It’s confession time again: I haven’t seen any of the Planet of the Apes movies before or since Rise of the Planet of the Apes. I know. I’m sorry. I don’t even have a good excuse. I got. Um. sidetracked? Last I saw, David Hewlett’s ass of a character was just about to start the spread of the Simian flu around the world and things have moved on since then, quite considerably.
War for the Planet of the Apes is the third instalment of the reboot series and the sequel to 2014’s Dawn of the Planet of the Apes. Caesar (Andy Serkis) and his apes are forced into a deadly conflict with an army of humans led by a ruthless Colonel (Woody Harrelson). After the apes suffer unimaginable losses, Caesar wrestles with his darker instincts and begins his own mythic quest to avenge his kind. As the journey finally brings them face to face, Caesar and the Colonel are pitted against each other in an epic battle that will determine the fate of both their species and the future of the planet.
So far, the critics appear pleased with War for the Planet of the Apes. The Telegraph called it “a soulful, mesmerizing spectacle worthy of David Lean”. High praise indeed. The Guardian deemed it “absorbing”, while Digital Spy went for “brave and brutal”. Variety, on the other hand, was less than thrilled that the film, and indeed the rest of the reboot, came down on the side of the apes, complaining that the human characters were reduced to “crass two-dimensional stereotypes”.
Not everyone, they argued, “is eager to cheer the annihilation of their own species — or to be told that we’ve squandered our time here on earth and that it’s time to turn the planet over to a more evolved species”, an interesting critique that touches on the question of the purpose of film or, perhaps more accurately, the purpose of the summer blockbuster.

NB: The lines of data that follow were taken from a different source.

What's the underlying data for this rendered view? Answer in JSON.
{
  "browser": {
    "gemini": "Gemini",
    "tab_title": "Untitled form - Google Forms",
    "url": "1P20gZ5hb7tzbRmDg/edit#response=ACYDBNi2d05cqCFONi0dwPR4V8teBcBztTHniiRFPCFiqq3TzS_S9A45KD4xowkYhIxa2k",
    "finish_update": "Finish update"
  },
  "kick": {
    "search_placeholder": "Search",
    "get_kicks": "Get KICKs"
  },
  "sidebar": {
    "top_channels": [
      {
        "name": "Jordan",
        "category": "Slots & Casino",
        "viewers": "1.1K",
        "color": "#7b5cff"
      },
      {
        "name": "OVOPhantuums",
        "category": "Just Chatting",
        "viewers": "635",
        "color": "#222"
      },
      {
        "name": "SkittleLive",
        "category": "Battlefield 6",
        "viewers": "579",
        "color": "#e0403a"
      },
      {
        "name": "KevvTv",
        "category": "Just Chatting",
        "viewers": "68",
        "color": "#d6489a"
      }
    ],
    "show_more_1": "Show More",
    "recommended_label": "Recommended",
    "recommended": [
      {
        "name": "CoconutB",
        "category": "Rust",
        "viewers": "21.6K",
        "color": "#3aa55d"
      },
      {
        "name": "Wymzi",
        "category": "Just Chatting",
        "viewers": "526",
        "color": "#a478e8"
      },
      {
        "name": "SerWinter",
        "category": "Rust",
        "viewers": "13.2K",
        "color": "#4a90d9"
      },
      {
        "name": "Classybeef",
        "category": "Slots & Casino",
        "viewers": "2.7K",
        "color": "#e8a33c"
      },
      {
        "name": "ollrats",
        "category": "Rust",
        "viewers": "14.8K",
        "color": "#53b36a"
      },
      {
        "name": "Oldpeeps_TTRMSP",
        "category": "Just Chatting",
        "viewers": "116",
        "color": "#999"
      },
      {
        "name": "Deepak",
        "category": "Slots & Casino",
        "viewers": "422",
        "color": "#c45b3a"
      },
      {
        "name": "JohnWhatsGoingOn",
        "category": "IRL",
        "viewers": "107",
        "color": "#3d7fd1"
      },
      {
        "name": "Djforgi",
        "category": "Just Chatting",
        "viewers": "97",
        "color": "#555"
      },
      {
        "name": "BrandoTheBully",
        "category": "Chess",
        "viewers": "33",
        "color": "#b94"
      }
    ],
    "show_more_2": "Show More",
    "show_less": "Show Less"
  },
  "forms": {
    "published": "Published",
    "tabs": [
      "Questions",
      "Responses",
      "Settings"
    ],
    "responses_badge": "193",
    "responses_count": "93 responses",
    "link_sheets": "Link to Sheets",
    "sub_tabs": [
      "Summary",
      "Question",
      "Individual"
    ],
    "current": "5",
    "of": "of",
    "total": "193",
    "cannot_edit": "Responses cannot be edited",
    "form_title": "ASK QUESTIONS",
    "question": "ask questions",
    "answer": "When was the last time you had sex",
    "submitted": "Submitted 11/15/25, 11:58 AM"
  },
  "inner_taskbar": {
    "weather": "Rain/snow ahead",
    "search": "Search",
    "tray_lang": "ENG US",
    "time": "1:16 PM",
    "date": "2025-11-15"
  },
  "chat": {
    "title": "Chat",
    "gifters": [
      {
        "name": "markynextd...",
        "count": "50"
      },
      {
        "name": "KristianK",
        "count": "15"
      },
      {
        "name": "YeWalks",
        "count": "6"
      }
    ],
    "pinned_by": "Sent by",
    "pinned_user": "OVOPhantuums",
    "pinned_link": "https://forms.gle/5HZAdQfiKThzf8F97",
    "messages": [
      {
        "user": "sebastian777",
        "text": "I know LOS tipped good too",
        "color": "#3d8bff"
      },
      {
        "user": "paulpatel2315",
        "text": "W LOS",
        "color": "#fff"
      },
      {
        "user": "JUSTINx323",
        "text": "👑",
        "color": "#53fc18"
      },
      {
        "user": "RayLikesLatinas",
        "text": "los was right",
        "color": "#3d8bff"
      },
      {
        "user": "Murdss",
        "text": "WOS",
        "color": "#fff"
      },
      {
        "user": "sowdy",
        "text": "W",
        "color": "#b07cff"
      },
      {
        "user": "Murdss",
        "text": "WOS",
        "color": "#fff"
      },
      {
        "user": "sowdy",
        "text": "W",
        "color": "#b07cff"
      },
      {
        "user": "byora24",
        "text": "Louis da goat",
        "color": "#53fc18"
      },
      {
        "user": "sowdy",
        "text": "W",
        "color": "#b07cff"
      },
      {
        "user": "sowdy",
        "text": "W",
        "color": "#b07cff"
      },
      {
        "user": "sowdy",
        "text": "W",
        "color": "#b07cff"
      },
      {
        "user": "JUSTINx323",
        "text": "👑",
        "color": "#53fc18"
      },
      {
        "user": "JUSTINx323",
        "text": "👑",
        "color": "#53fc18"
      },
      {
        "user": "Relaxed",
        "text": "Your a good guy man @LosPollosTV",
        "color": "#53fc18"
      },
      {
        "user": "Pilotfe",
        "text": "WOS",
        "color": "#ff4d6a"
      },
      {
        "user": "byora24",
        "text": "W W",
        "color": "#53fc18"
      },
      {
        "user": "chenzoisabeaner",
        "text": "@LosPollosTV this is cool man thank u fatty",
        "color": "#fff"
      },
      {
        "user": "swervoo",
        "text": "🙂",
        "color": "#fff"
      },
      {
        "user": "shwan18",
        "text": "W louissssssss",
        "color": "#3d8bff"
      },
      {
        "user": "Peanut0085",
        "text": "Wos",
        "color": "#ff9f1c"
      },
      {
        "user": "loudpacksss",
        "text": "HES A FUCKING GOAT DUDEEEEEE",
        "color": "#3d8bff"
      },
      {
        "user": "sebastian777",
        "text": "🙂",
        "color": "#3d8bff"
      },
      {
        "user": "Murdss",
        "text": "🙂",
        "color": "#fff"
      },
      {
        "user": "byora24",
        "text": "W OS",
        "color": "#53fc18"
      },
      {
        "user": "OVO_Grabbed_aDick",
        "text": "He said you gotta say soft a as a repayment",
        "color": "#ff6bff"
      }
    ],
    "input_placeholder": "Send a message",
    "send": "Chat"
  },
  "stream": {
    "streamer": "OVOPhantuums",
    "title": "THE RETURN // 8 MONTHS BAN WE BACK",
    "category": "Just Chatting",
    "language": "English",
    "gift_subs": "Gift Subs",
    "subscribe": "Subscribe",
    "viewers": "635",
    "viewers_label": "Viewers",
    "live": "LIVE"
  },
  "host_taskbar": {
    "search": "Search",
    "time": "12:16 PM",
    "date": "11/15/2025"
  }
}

The Telegraph praised the choice to throw in with the Apes, opining that it gave the movie a “thrillingly disarming and destabilizing edge”. Casting humans as the bad guys is becoming increasingly popular in such movies: witness Kong: Skull Island, where only the most cold hearted could have sided against the supersized ape. It no longer seems quite as edgy and political as it might once have done, simply because it is beginning to be the norm and therefore has lost some of its potential to shock.
Film is not always meant to be pure entertainment. It is there to mirror our world back to us, to make us think, to take us outside of our minds and help us to see the world from another point of view. Our reactions to a specific film or a director’s specific choices within a film can tell us more about ourselves than about either the film or the director. Just because you don’t like the things that a film tells you, that does not make it a bad film. Take note, Variety.
Are you excited to see War for the Planet of the Apes?